Organization Overview Since its founding in 1976 by the renown auteur director Robert Woodruff, PF has served more than 375 writers at all stages of their careers, providing invaluable resources for the development of their work, and connecting them to theater companies interested in producing new work. PF is one of the top play development laboratories in the U.S., and our program alumni include some of the most prominent names in contemporary American theater, including , Bill Irwin, David Henry Hwang, Anna Deavere Smith, Philip Kan Gotanda, , Naomi Iizuka, Marcus Gardley, Katori Hall, Claire Chafee, and , to name just a few who were discovered and nurtured by PF early in their careers.

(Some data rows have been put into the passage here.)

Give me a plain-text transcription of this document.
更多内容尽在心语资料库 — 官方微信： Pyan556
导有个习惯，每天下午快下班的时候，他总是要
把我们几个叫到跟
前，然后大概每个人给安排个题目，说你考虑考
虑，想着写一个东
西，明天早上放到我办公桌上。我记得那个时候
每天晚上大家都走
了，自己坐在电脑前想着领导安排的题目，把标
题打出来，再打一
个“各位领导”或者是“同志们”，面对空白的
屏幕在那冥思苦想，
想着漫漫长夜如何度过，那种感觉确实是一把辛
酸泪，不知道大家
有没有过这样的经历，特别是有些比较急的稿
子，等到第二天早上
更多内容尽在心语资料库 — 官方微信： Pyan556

PF’s cornerstone program is the Bay Area Playwrights Festival (BAPF), one of the oldest and most highly respected play development festivals in the U.S. PF’s other programming includes: the Producing Partners Initiative/Commissioning Program (PPI/CP), a set of intertwining activities aimed at bringing theater producers and BAPF alumni and finalists together for the creation and production of new work; the INKubator Lab, which deepens PF’s connections with BAPF alumni and our commissioning partners by supporting work in need of further development in order to reach full production; the New Play Institute, a school for playwriting and new play development, with a faculty of outstanding working playwrights and theater artists; the Rough Readings Series (RRS), an annual series that showcases the newest work of up-and-coming playwrights; the Resident Playwrights Initiative, a three-year residency program that provides an artistic home within a community of professional writers for ten select mid- career, rising, or exceptional emerging Bay Area writers; and the Sister City Playwrights Exchange. Together, these programs constitute a continuum of services and resources for playwrights, helping them to acquire skills and forge the necessary connections to create new work and advance professionally.

Since PF’s founding, more than 65% of the plays we have helped develop have been subsequently produced, reaching thousands of theatergoers in the Bay Area and across the U.S. Since 2005, 14 plays from the PPI/CP have had their World Premieres in partnerships between PF and Bay Area theaters. Success stories include: Dog Act by Liz Duffy Adams, developed in partnership with Shotgun Players and winner of the Will Glickman Award for Best New Play of 2005; Marcus Gardley’s …and Jesus Moonwalks the Mississippi, which received a wildly successful premiere in partnership with Cutting Ball Theater after being developed in the Rough Reading Series and INKubator programs; and Gardley’s every tongue confess, which was developed at PF in the 2008 BAPF, and premiered at the Mead Center for New American Theater in Washington, DC in November, 2010. In addition: PF Resident Playwright Peter Nachtrieb’s play Boom!, after beginning in the RRS was recognized as the most produced new play in the U.S. in 2009-2010; his play Bob, which, having been first developed in the RRS will premiere at the Humana Festival of New American Plays in March 2011. Major successes have been seen in Katori Hall’s The Mountaintop, which began at the 2008 RRS, was further developed during the 2008 BAPF, and subsequently premiered in London, was the surprise winner of the Olivier Award (the London theater world’s equivalent of the Tony’s), and is headed to Broadway later this year; and Rajiv Joseph’s Bengal Tiger at the Baghdad Zoo, developed by PF in the RRS in partnership with The Lark, will premiere on Broadway this season in a production starring Robin Williams.